Qualora s’insista nel proseguimento dell’opera senza tener conto delle criticità denunciate, e dal momento che la sua non funzionalità si potrà constatare solo in futuro a opera ultimata, bisogna prefigurare un danno erariale a fecondità ripetuta mettendo sotto sequestro cautelativo il patrimonio di tutti quei soggetti, politici e tecnici, che con la loro firma su specifici documenti (documentazione depositata dal Comune di Venezia presso tutte le istituzioni interessate all’iter procedimentale del Mose) hanno contribuito a far sì che il presidente del consiglio Prodi e parte del suo governo respingessero le proposte alternative indicate dal Comune di Venezia nel 2006 – sindaco Cacciari – (che sviluppano peraltro concetti scientifici propri del “Progettone” del 1981 a cui fanno seguito autorevoli pareri del Consiglio superiore dei lavori pubblici degli anni successivi o della Valutazione di Impatto Ambientale del 1998), il cui impianto ancora oggi può verosimilmente rappresentare soluzioni più funzionali, anche per il riequilibrio lagunare oltre che per la portualità, con un’ottica di diminuire drasticamente gli alti costi di manutenzione e gestione del Mose e di una maggiore consapevolezza dell’evoluzione dell’aumento dei livelli del mare.
Tutto questo però non può sfuggire alla domanda che tanti si pongono: ma vale la pena bloccare i lavori di un’opera che sta volgendo al termine e che è già costata quasi seimila milioni di euro?
Una legittima domanda a cui ne potrebbe far seguito un’altra: ma vale la pena, anche in nome di un rigore scientifico che ha sempre caratterizzato le azioni della salvaguardia, voler ultimare un’opera che si sa già che non raggiungerà gli obiettivi per cui è stata concepita e che comporterà ingenti oneri di manutenzione e gestione nei prossimi cent’anni (tanto è il tempo di vita previsto dell’opera) che graveranno peraltro sul nostro debito pubblico? Ultimare un’opera sbagliata, che si sa sbagliata per la conoscenza di critiche fondate e documentate, rappresenta in uno stato di diritto un altro delitto punibile.

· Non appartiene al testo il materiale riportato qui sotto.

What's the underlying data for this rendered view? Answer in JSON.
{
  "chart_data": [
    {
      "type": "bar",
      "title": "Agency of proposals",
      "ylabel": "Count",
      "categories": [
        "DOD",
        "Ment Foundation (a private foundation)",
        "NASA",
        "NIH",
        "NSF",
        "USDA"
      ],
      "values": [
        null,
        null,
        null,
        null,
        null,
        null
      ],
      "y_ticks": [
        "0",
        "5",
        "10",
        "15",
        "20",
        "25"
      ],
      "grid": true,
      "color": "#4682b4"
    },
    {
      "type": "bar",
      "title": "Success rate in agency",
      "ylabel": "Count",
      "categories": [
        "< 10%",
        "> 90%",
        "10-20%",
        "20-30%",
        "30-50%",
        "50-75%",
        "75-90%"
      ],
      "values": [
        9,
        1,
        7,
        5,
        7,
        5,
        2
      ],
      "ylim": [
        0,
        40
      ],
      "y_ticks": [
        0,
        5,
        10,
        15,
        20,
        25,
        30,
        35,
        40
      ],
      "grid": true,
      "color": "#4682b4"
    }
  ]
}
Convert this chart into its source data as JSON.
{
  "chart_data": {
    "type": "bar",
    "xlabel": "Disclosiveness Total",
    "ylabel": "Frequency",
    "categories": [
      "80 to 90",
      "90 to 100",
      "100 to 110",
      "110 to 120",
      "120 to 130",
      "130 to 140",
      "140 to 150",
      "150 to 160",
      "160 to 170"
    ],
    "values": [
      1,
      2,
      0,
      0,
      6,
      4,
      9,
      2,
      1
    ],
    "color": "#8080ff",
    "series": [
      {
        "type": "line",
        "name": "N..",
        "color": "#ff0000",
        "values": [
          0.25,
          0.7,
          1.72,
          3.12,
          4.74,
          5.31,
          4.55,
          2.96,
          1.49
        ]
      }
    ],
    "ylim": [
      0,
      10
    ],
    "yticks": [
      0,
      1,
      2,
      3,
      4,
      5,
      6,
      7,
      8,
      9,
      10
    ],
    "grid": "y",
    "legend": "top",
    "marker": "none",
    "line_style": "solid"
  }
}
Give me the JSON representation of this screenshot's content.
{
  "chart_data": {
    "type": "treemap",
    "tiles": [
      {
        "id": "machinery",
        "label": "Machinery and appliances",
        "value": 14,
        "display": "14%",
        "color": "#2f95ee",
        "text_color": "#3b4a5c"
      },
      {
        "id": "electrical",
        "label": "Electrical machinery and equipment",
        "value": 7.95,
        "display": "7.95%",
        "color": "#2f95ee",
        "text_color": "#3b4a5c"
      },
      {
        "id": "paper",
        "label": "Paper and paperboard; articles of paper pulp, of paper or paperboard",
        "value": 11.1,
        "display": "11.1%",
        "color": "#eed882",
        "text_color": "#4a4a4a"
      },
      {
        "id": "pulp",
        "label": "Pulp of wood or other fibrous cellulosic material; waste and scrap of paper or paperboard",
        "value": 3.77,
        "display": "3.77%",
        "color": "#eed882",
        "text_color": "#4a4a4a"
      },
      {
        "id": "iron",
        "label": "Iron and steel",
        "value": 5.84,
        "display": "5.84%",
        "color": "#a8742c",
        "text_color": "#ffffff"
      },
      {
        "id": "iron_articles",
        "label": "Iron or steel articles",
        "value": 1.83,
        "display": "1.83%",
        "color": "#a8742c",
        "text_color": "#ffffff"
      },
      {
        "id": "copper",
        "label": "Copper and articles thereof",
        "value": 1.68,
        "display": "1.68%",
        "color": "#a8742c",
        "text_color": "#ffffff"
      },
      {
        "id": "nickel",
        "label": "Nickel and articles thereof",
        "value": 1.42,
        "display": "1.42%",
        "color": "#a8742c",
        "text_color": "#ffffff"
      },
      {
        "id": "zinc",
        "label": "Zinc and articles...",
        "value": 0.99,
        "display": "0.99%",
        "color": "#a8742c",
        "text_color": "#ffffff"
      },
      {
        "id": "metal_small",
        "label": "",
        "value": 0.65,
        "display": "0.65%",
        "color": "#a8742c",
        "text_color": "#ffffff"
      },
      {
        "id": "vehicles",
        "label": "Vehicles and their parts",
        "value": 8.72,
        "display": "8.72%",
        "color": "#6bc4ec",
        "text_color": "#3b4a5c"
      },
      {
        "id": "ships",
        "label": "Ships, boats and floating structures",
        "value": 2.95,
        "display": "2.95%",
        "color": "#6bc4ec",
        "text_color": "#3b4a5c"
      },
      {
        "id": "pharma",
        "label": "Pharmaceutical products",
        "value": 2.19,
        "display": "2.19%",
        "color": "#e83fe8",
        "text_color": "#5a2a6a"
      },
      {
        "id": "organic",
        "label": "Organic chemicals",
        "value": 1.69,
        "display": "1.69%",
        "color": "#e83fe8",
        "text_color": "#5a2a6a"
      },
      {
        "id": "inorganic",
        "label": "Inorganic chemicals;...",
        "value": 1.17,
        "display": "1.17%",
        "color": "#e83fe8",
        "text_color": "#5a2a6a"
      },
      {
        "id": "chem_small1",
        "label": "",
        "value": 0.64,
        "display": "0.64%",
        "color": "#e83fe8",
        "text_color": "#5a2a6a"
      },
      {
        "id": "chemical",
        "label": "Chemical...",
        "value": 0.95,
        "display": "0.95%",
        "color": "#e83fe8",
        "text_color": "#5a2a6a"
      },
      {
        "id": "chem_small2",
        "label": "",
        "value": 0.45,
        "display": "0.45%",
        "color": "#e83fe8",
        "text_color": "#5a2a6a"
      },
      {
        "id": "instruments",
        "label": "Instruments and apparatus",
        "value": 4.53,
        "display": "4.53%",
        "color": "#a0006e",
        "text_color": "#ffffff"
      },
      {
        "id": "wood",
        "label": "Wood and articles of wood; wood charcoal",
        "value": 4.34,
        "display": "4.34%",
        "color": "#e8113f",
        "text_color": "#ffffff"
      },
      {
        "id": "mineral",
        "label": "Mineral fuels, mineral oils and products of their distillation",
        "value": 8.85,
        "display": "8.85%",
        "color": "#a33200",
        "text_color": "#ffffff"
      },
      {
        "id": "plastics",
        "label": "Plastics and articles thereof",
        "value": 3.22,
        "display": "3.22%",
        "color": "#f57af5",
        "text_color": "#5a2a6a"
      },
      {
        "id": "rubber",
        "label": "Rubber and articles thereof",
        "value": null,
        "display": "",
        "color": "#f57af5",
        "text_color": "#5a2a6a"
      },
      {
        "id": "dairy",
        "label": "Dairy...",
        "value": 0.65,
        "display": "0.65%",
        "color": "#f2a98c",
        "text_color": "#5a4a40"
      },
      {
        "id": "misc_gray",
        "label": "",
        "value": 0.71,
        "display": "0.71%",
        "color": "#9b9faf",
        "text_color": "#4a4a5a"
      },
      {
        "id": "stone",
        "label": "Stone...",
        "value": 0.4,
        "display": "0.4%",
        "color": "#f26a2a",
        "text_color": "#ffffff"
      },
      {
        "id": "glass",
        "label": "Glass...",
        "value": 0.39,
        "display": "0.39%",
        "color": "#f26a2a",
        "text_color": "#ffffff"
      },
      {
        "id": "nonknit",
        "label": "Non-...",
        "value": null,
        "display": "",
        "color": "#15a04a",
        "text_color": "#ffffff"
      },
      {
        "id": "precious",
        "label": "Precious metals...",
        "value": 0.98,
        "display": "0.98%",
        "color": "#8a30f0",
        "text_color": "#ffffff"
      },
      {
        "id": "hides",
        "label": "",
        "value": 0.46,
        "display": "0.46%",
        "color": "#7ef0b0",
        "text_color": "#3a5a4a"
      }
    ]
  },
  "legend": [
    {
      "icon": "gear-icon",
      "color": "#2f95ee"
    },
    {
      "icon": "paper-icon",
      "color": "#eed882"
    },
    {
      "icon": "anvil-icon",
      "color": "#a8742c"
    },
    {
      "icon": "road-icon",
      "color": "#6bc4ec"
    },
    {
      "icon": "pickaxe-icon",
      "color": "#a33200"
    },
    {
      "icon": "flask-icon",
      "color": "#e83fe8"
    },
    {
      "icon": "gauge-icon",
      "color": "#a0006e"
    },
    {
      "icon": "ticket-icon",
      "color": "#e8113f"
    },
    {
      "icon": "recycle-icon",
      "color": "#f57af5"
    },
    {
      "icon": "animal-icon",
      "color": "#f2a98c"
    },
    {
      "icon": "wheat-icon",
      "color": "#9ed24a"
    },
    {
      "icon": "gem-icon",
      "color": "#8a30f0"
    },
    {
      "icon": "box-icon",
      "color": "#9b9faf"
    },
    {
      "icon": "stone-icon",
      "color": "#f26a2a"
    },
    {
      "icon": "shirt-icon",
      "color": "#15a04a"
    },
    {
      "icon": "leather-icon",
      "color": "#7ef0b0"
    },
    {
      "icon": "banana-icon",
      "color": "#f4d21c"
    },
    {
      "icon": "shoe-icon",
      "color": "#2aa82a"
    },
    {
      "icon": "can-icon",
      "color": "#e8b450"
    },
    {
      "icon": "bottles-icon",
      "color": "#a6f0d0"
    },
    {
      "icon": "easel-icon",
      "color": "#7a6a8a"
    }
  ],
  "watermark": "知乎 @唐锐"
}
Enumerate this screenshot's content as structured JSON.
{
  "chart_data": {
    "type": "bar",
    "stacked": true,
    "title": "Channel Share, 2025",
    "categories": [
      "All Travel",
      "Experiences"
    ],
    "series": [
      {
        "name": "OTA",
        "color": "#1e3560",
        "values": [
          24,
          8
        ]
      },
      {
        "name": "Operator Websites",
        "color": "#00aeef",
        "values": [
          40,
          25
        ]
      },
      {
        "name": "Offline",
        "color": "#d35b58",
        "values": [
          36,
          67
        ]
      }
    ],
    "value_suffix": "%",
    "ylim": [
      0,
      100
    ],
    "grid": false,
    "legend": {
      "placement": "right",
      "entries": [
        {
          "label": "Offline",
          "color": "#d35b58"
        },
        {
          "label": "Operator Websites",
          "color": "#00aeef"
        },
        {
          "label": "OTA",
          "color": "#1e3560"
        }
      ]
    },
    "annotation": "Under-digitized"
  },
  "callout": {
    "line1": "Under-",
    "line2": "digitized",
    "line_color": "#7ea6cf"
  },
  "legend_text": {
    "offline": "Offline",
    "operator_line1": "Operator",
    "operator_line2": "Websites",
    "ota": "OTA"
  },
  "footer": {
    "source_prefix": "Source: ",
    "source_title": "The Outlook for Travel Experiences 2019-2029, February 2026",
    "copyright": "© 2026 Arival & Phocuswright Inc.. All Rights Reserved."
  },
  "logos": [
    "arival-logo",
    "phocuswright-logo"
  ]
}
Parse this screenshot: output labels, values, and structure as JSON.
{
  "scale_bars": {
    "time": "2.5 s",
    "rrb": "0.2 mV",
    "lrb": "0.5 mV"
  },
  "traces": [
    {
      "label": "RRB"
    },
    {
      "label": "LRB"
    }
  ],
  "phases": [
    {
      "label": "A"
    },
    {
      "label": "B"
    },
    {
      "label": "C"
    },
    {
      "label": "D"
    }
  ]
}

E ancora: a fronte di uno scenario di riscaldamento globale con l’innalzamento dei livelli marini in Adriatico in base alle previsioni del 4° Rapporto IPCC presentato alla Conferenza sui cambiamenti climatici di Parigi del 1° dicembre 2015, da cui deriva la necessità di modificare il rapporto altimetrico mare-suolo mediante il sollevamento del suolo stesso, perché insistere come una sorta di accanimento terapeutico sul proseguimento di un’opera che i valori di quello stesso Rapporto mettono già all’indice per l’altissimo numero di chiusure delle bocche di porto?
Il riscatto dello scandalo Mose può passare solo attraverso il riconoscimento degli errori commessi, la sua sostanziale messa in discussione progettuale e con la rivincita-affermazione di quel sapere scientifico indipendente che la storia malavitosa della “grande opera” ha volutamente respinto e ignorato.
Un giusto riconoscimento alle mobilitazioni e a quell’Assemblea permanente NO MOSE che aveva coniato l’indovinato slogan “Il Mose: un’opera utile solo a chi la fa”.